Looking at the numbers
Generally speaking, capex is amortized over 15 years by most close observers of the industry — and with that, the company is looking at $1.14 in capex and $0.75 for opex, or $1.89 per nameplate gallon of capacity on plant #1 — well under the market price of ethanol.
That compares to $2.01 per nameplate gallon, last year at the time of the Series C financing, when the figures were projected at $120 million for capex and $1.25 per gallon for opex.
For future plants, the company is projecting that costs will decline to $1.64 per gallon — and perhaps more, if there are economies of scale in capital expenditure, or reductions in the engineered cost as design redundancies are reduced after operation at scale.
The December ethanol contract at the Chicago Board of Trade was $2.40 last week.
The January wholesale contract for RBOB gasoline last week on NYMEX was $2.73 per gallon. Generally, drivers consider that ethanol prices balance out with gasoline at around 70% of the price (owing to lower BTU values), which would put the break-even mark at $1.91 per gallon.
Withdrawal of IPO registration
With the news that financing had been identified outside of the IPO process for the company’s first commercial-scale project, Fulcrum confirmed (as had been widely expected) that they are pulling their IPO registration — for now.
Fulcrum President and CEO Jim Macias stated, “With our recent success in securing attractive sources of capital, we are proceeding with our planned development program. The current IPO market environment remains challenging, especially for development stage companies like Fulcrum. Because of this we have secured commitments from alternative capital resources to advance our MSW to renewable fuel program and we have withdrawn our registration statement. We intend to pursue an initial public offering in the future when market conditions are more favorable.”
Fulcrum is privately held and financed by US Renewables Group (USRG) and Rustic Canyon Partners (Rustic Canyon). USRG manages a portfolio of renewable power and clean-fuel assets, and Rustic Canyon is one of the largest venture capital firms based in Southern California.
Fulcrum’s proprietary process converts MSW into ethanol. This process, built around numerous commercial systems available today, has been tested, demonstrated and will be deployed on a commercial scale at facilities that Fulcrum will build, own and operate. Fulcrum utilize sorted, post-recycled MSW and convert it into ethanol using a two-step thermochemical process that consists of gasification followed by alcohol synthesis.
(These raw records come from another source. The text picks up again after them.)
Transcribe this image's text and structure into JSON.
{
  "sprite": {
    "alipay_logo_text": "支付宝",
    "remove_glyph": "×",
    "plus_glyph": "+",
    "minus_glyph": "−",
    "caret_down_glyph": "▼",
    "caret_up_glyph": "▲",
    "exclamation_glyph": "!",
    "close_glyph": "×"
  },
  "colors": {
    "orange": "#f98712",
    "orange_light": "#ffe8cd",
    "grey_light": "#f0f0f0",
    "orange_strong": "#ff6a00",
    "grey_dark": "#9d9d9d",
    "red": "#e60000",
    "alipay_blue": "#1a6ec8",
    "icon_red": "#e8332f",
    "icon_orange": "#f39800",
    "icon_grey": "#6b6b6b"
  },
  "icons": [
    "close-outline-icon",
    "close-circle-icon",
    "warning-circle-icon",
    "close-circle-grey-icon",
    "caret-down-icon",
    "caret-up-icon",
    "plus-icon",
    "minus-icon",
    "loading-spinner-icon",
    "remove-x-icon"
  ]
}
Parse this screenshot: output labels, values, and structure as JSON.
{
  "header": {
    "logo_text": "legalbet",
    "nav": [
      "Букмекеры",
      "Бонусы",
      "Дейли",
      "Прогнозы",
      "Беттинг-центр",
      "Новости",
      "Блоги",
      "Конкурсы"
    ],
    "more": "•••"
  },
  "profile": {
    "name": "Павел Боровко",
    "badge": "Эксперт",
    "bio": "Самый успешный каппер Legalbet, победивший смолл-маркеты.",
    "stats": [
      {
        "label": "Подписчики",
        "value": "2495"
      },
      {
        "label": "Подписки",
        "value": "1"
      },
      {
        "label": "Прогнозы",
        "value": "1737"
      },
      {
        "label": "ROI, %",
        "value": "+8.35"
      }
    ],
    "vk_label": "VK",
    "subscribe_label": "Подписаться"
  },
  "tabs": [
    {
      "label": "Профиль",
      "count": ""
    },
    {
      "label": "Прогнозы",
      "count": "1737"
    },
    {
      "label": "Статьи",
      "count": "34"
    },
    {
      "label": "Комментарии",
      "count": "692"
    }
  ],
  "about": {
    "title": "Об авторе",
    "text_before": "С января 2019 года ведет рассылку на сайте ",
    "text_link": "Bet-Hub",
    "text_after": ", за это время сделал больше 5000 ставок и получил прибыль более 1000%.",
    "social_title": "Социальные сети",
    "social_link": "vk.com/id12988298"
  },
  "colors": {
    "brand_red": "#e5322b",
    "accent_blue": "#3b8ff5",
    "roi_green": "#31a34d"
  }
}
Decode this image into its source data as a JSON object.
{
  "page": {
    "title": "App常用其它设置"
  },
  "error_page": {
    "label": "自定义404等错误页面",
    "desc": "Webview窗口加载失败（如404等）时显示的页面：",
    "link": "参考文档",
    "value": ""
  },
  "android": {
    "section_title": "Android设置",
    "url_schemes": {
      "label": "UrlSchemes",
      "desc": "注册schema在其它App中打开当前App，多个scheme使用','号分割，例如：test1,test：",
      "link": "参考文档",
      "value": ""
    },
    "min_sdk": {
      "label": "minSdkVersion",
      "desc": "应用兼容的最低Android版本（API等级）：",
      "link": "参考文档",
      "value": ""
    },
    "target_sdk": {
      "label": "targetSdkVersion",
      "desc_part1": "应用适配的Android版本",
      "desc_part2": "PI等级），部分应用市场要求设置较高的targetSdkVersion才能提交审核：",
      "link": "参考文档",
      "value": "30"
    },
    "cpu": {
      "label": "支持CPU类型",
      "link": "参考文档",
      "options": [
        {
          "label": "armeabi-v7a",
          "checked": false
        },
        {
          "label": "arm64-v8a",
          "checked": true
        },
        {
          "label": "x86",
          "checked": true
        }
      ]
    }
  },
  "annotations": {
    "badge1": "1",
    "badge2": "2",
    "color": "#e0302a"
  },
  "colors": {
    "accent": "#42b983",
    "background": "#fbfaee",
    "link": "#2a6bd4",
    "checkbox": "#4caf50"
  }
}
Fulcrum’s gasification system is comprised of a down-draft partial oxidation gasifier, a Plasma Enhanced Melter (PEMTM) and a thermal residence chamber that Fulcrum purchased from InEnTec. Fulcrum’s first plant, Sierra, will utilize three trains of this gasification system to convert the organic material in the MSW feedstock to a syngas consisting primarily of carbon monoxide, hydrogen and carbon dioxide.
Alcohol Synthesis Process
Fulcrum’s proprietary alcohol synthesis process incorporates a catalyst that was developed and is owned by Nipawin and SRC. The Nipawin/SRC catalyst is very similar to hydrotreating catalyst used in almost every refinery in the world. The catalyst contains no precious or rare earth metals and can be recycled by the catalyst manufacturer.
The Bottom line
The announcement puts Fulcrum very much on the fast track — and confirms that waste-to-energy continues to be one of the hottest sectors in all of biofuels — with a combination of low carbon fuel, a feedstock that even the most ardent biofuels opponent is delighted to find a better use for, willing strategics like Waste Management, and project traction.